I’ve found a new app that helps you plan hiking / walking routes so I’m getting ready to do a short hike but a hilly one, since my knee is getting stronger and with the assistance of my hiking poles I’ve had my eye on Roseberry Topping near Pinchenthorpe, so in the next couple of weeks I will complete that. Now I have some very decent hiking gear provided by a generous sponsor, In case of any inclement weather up here in the North East – never! Being originally from Hartlepool I’m used to the North Sea bitter cold gale force breezes.

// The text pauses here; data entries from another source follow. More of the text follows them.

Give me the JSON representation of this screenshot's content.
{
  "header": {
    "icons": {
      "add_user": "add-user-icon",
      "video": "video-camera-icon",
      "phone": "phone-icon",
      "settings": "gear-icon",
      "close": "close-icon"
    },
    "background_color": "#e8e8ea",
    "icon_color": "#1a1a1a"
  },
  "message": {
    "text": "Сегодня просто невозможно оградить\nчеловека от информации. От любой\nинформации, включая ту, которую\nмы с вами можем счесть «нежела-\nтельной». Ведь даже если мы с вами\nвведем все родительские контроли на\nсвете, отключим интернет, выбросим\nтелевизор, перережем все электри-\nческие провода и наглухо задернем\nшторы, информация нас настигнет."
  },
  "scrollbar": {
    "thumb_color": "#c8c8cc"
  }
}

If lockdown doesn’t progress further , I won’t hold my breath, hopefully I can visit my cousin in Yorkshire and go for a hike or two with him. 

A couple of other things are happening in the background, slowly building self confidence with Nikki Windsors help with positive affirmations that I’m currently working on improving, I’ve started basic yoga, and listening to some meditation podcasts and my Fitbit app has included them now so trying to fit it all in. I think I need a weekly wall planner, my calendar in the kitchen doesn’t have enough room to fit in all my activities. My memory is rubbish, brain fog! I need to have things written down or I forget or quite often skip a week ahead of myself. 

It was World Ostomy Day 3rd October so I bravely posted on Instagram a picture of me and my ostomy bag. I don’t do it often it’s just not how I am, even though it helps raise awareness I guess my scar down the middle of my tummy does make me feel rather self conscious at times. I’m not perfect, but I’m happier feeling fitter than I have before and that’s what counts. 

All this time spent working on me feels very self indulgent, I’m not used to positive focus, maybe all my ill health had me in just a very reactionary place in life as at times there were multiple things going wrong. It’s no way to live yet lots of people do. I really hope I can be part of something to help change this.